Başbakan Davutoğlu, "İkinci hedefimiz illegal göçü, legal bir mülteci hareketine dönüştürmekti yani birlikte insan kaçakçılarının gayri insani tutumları elinde esir olmuş insanların trajedilerine son verip, insan kaçakçılarına darbe vurup, normal düzenli yoldan Avrupa'ya gidişini sağlamaktı. Bu konuda da önemli mesafe aldık. Bire bir uygulamasıyla şu ana kadar 105 mülteci Avrupa'ya gönderildi" dedi.
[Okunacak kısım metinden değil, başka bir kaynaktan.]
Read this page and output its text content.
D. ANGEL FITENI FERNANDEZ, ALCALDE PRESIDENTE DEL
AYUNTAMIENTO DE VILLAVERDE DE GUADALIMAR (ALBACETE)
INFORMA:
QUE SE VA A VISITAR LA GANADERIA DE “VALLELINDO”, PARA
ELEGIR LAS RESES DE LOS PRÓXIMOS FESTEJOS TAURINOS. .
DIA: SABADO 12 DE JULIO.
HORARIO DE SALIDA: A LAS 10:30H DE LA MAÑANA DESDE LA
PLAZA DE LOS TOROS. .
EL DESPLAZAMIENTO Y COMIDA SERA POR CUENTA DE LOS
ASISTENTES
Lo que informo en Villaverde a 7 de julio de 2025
Başbakan Ahmet Davutoğlu, "Kilis'te hayatını kaybeden
vatandaşlarımıza, şehitlerimize rahmet diliyorum. Türkiye
Cumhuriyeti Devleti olarak ülkeye yönelik her türlü tehdide karşı
en kararlı tutumu sergilemeye devam edeceğiz. Gerek Suriye
rejiminin baskıları, zulmü, gerekse DEAŞ, PKK, YPG diye terör
örgütlerinin Türkiye'ye dönük yaptığı her faaliyet mutlaka
mütekabiliyet esasları çerçevesinde karşılığını bulacak" dedi.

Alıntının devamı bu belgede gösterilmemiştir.